Where was I on 9/11?


Where was I on 9/11?

This is a question that has been asked a LOT over the past week. Well, I decided to take today to answer it.

The short answer is the same as a lot of people. I was at work.

At the time, I was working at my newly hired job as a customer service rep, taking calls that morning. I remember finishing a call and noting that some of my co-workers were agitated. I asked what was going on, and the reply I got was this:

“A plane just hit the World Trade Center in New York.”

What?

I remember thinking it must have been some guy with a private plane that was drunk or something and few off the lanes.

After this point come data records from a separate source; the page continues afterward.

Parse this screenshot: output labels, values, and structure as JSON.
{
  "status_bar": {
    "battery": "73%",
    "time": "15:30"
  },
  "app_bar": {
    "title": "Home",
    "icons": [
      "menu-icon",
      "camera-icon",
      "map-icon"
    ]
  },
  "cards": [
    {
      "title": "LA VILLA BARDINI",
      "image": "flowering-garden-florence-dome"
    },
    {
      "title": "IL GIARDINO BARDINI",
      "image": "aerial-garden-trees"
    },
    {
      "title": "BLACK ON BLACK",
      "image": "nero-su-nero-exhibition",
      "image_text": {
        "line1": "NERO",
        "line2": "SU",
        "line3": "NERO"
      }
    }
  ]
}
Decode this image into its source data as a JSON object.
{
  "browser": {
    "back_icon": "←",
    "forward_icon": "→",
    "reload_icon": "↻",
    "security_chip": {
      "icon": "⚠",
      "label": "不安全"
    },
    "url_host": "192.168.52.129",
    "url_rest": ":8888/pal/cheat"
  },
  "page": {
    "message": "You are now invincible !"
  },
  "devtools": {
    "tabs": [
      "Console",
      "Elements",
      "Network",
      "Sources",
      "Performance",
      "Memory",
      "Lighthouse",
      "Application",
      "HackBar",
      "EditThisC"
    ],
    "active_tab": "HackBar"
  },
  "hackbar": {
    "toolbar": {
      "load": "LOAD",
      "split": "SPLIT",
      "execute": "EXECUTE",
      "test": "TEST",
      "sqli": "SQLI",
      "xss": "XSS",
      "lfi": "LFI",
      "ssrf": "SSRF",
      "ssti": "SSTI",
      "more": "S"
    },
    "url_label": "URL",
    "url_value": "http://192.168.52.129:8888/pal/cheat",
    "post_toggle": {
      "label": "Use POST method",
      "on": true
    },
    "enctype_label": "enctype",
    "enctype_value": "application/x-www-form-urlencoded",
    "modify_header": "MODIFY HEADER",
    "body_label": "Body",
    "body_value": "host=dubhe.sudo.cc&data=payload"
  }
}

I figured he did more damage to his plane than the building.

Then, someone said that a second plane hit the building. That was when I knew something was up. I started looking up news on the Internet, and found out it was jumbo jets. Two jumbo jets had just slammed into the World Trade Center. The towers were falling. People were dying. And it was happening live, not in some bad “destroy the city” movie.

We continued taking calls, of course, placing orders, but as time went on that morning, fewer and fewer calls came in. Eventually, someone pulled out a large TV from storage and hooked it up in the break room. There were reports of a third plane, heading for Washington, aiming right at the Pentagon. It was a nightmare.

My memory gets a little blurry here. I remember calling my parents, and listening to my dad yell something to the effect of “It’s the Arabs. I knew it was as soon as I first heard it.”

I remember people in my office getting sick and crying.

I remember trying to take phone calls from customers that had no idea what was happening.

I also remember the next few hours afterwards. Plans were down. No more flights around the country, which meant that lots of our products were not going to be delivered on time. It may seem strange, but at the time I can remember looking at the TV, watching the towers burn, listening to the reporter say that all flights are grounded, and thinking “I just know we’re going to get some call from someone that’s pissed off we couldn’t get his order delivered on time.”

The company offered to let people go home if they had family in New York, but they also kept the doors open and the phones operating. I had a sister in New York, but she and her husband were safe. So, I stayed through my shift, working as best as I could. It was all I could do. I couldn’t think of anything else.

I don’t remember much after that. I was terrified, to be sure. People had died, lots of them. Our country had come under attack. The next step was to retaliate. We were going to war. And this frightened more than anything. Not that I thought we had any other choice, I just don’t like the idea of men and women going to a foreign country and dying.

The next day, I went back to work and indeed took a few calls from those people that were pissed off that his mother didn’t get his order in New York, and her birthday was ruined. Right, because not getting the flowers you ordered on the day that thousands of people died is the reason your mom’s birthday was ruined. I had a hard time being friendly to those people.

But I also had calls that made up for it. There was a guy that wanted to cancel his order, but was willing to still pay for it, because he knew it wasn’t our fault. There were people that wanted to send flowers to Ground Zero, to be placed on the site in memorial. There was even a woman that wanted flowers sent to the New York City Fire Department.

Those people just made my day.

And so, that’s the answer to where I was on 9/11. That’s my story.

I don’t think it’s that unique, or even that special, but it’s the only one I have. It's what I can think of to do to remember today. Posting this story here.

I, for one, will never forget that day.

1 comment:

  1. Thank you for writing this. I don't have anything worth Time magazine myself. But our personal "where were you" stories of 9/11 are so deeply embedded in our identities by now that I think any of us who can express them in writing should do so.